Entering edit mode
4.3 years ago
Idania
•
0
Hi!
Im trying to find an enzyme gene in an Aspergillus genome which its not fully annotated. I made a DB with another protein sequences of that same enzyme from another Aspergillus species and after that I ran a tblastn and got my results in a .txt but I'm lost in the next step. I don't know how to handle the whole genome data. I've been trying to translate the genome in all the posible reading frames and then search my sequence with the grep command but I don't know if there is a more efficient way.
I'm using Linux. I'm being as clear as I can because i'm new in this topic, I hope you can help me.
Thanks!
You could try a de novo annotation
with PROKKAand then check the proteins of that annotation against your related protein. You could also find more of those protein sequences and build an hmm from them and use that to search against the prokka-proteins (HMMER software). You could also try a "liftover approach"(with RATT).As for your tblastn results, how do they look like? You'd want high scoring hsps that cover a good portion of the query sequence. Did you produce tabular output? Maybe show some of the first hits.
edit: Just noting that I made the prokka/ratt recommendations thinking we're dealing with a Prokaroyte. Since Aspergillus is a Eukaryote, these bacterial tools obviously don't make sense.
grep is for sure the least efficient way to do this (it's even the wrong way , because grep only matches exact matches, so as soon as there is a single AA difference between the 'genome gene' and your query gene it will fail to find it)
As suggested by cschu181 , doing a genome annotation is the better approach though is quite labour intensive. If you are only looking for a single (or few) genes it might be more efficient to dig in manually. Display the genome with the blast hits in a genome browser (IGV, GenomeView, Artemis, Apollo, ... ) and annotate the gene of interest .
I don't know, running prokka on a 30 Mb genome shouldn't be that bad (or do you mean in terms of installation/getting the environment right?). The liftover/reference-based annotation with RATT would require a bit more effort (getting the reference data in proper format and patching RATT so that it works with newer perl versions), but even that isn't too bad.edit: this is all nonsense as based on the assumption of processing a Prokaryote genome
well, yes there are the technical (potential) issues and then there are also the getting all your data together (rna-seq? proteins? parameter tuning, ... )

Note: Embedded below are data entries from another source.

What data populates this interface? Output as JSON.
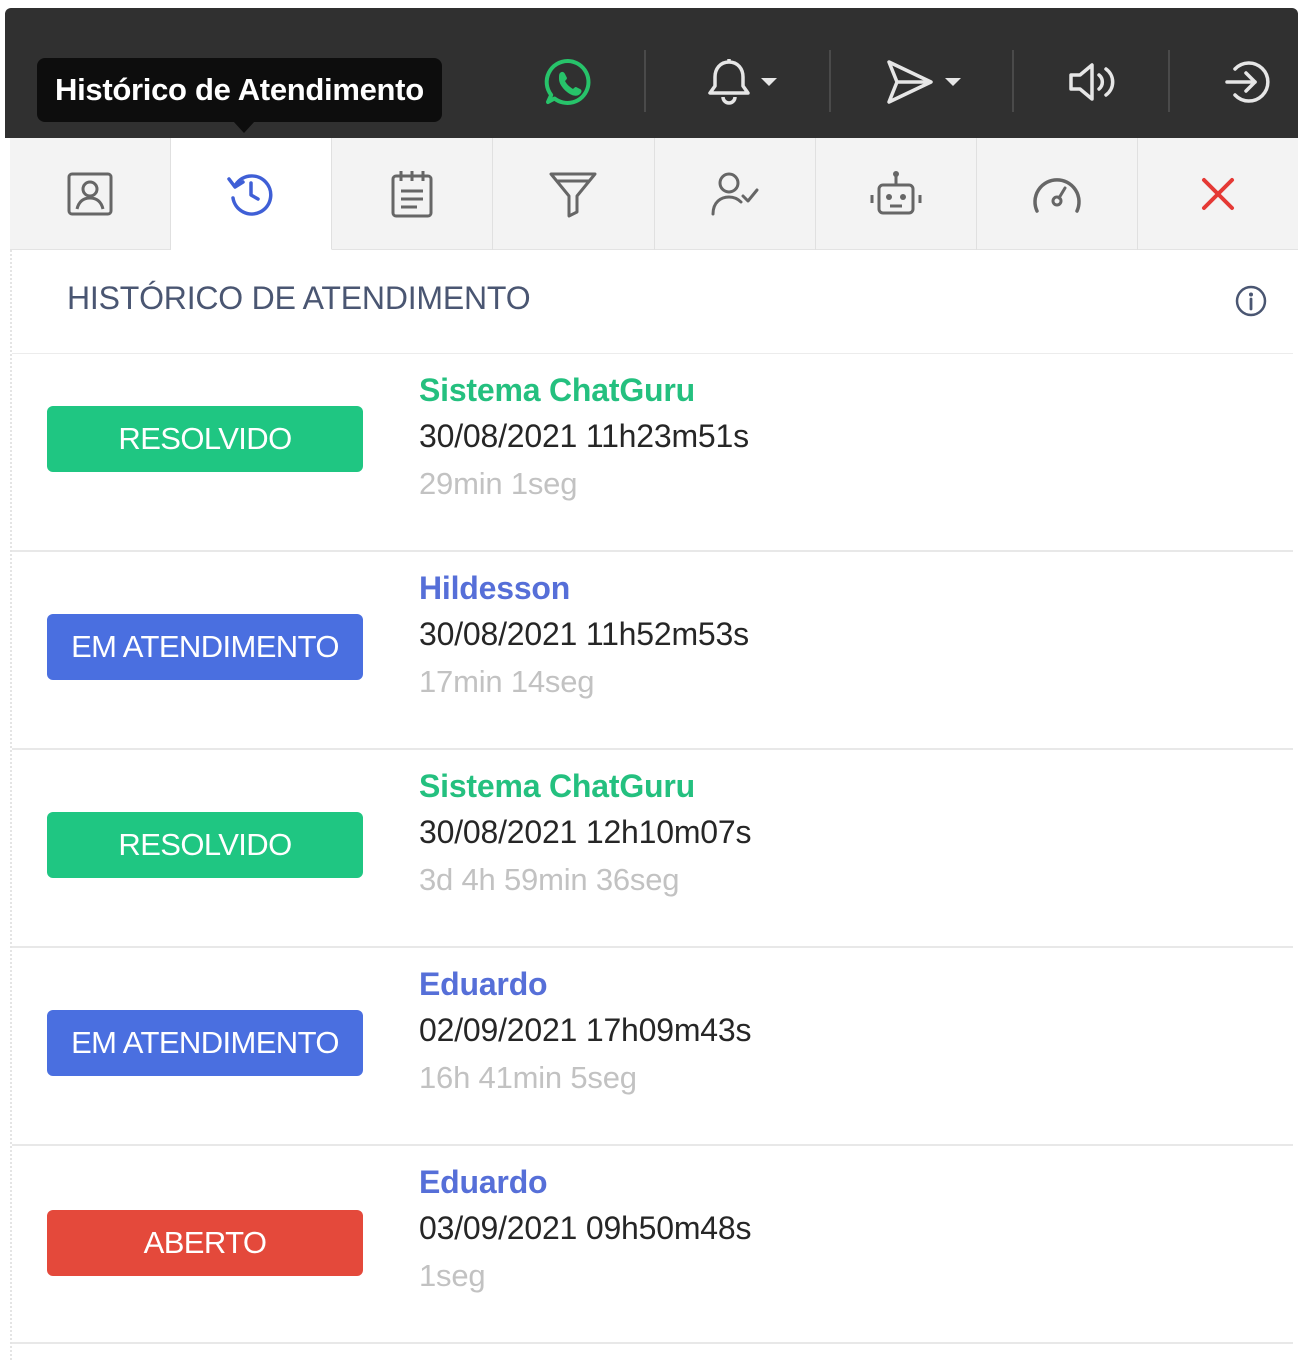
{
  "topbar": {
    "tooltip": "Histórico de Atendimento",
    "icons": [
      "whatsapp-icon",
      "bell-icon",
      "send-icon",
      "speaker-icon",
      "logout-icon"
    ]
  },
  "tabs": [
    {
      "icon": "contact-card-icon",
      "active": false
    },
    {
      "icon": "history-icon",
      "active": true
    },
    {
      "icon": "notes-icon",
      "active": false
    },
    {
      "icon": "filter-icon",
      "active": false
    },
    {
      "icon": "user-check-icon",
      "active": false
    },
    {
      "icon": "robot-icon",
      "active": false
    },
    {
      "icon": "speedometer-icon",
      "active": false
    },
    {
      "icon": "close-icon",
      "active": false
    }
  ],
  "section": {
    "title": "HISTÓRICO DE ATENDIMENTO"
  },
  "history": [
    {
      "status": "RESOLVIDO",
      "agent": "Sistema ChatGuru",
      "datetime": "30/08/2021 11h23m51s",
      "duration": "29min 1seg"
    },
    {
      "status": "EM ATENDIMENTO",
      "agent": "Hildesson",
      "datetime": "30/08/2021 11h52m53s",
      "duration": "17min 14seg"
    },
    {
      "status": "RESOLVIDO",
      "agent": "Sistema ChatGuru",
      "datetime": "30/08/2021 12h10m07s",
      "duration": "3d 4h 59min 36seg"
    },
    {
      "status": "EM ATENDIMENTO",
      "agent": "Eduardo",
      "datetime": "02/09/2021 17h09m43s",
      "duration": "16h 41min 5seg"
    },
    {
      "status": "ABERTO",
      "agent": "Eduardo",
      "datetime": "03/09/2021 09h50m48s",
      "duration": "1seg"
    }
  ],
  "colors": {
    "resolvido": "#1fc682",
    "em_atendimento": "#4a6fe0",
    "aberto": "#e4493b",
    "active_tab": "#3f5fd6",
    "close": "#e53935"
  }
}
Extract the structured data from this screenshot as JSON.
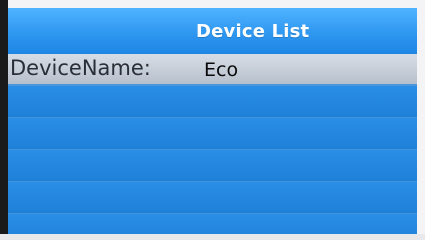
{
  "header": {
    "title": "Device List"
  },
  "device_list": {
    "items": [
      {
        "label": "DeviceName:",
        "value": "Eco",
        "selected": true
      },
      {
        "label": "",
        "value": ""
      },
      {
        "label": "",
        "value": ""
      },
      {
        "label": "",
        "value": ""
      },
      {
        "label": "",
        "value": ""
      },
      {
        "label": "",
        "value": ""
      }
    ]
  },
  "colors": {
    "background": "#1f7fd6",
    "title_bar": "#2e97f0",
    "selected_row": "#c6cdd8",
    "title_text": "#ffffff"
  }
}
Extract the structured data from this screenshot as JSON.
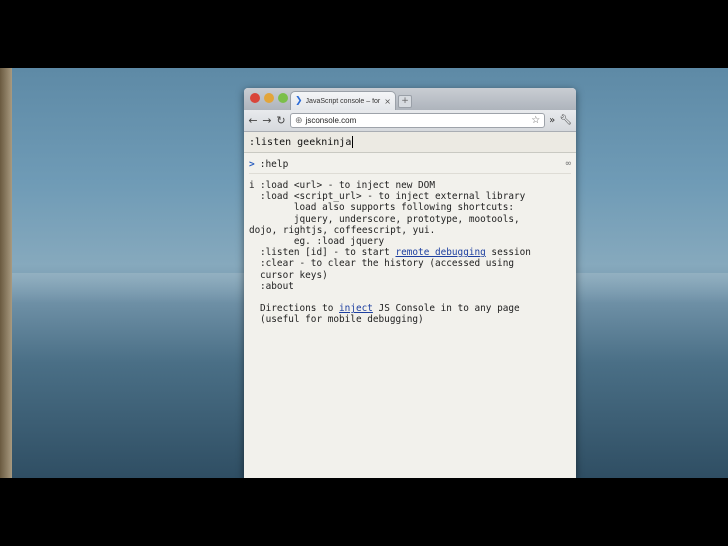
{
  "browser": {
    "tab_title": "JavaScript console – for deb",
    "tab_close": "×",
    "new_tab": "+",
    "url": "jsconsole.com",
    "icons": {
      "back": "back-arrow-icon",
      "forward": "forward-arrow-icon",
      "reload": "reload-icon",
      "globe": "globe-icon",
      "star": "star-icon",
      "extensions": "chevron-double-right-icon",
      "wrench": "wrench-icon"
    }
  },
  "console": {
    "input_value": ":listen geekninja",
    "history_command": ":help",
    "prompt_symbol": ">",
    "info_symbol": "i",
    "help_lines": [
      ":load <url> - to inject new DOM",
      ":load <script_url> - to inject external library",
      "      load also supports following shortcuts:",
      "      jquery, underscore, prototype, mootools,",
      "dojo, rightjs, coffeescript, yui.",
      "      eg. :load jquery",
      ":listen [id] - to start ",
      "remote debugging",
      " session",
      ":clear - to clear the history (accessed using",
      "cursor keys)",
      ":about",
      "",
      "Directions to ",
      "inject",
      " JS Console in to any page",
      "(useful for mobile debugging)"
    ]
  }
}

Running an off the shelf thing like PROKKA is feasible (bacterial is less cumbersome than eukaryotic) but still don't underestimate the whole process of doing genome annotation, I'm talking from experience here. A thorough(!) genome annotation is still a considerable effort.
Argh. It is a fungus. Of course, you're right. For some reason I thought this was a bacterial genome.
Please search fungal genome specific blast servers.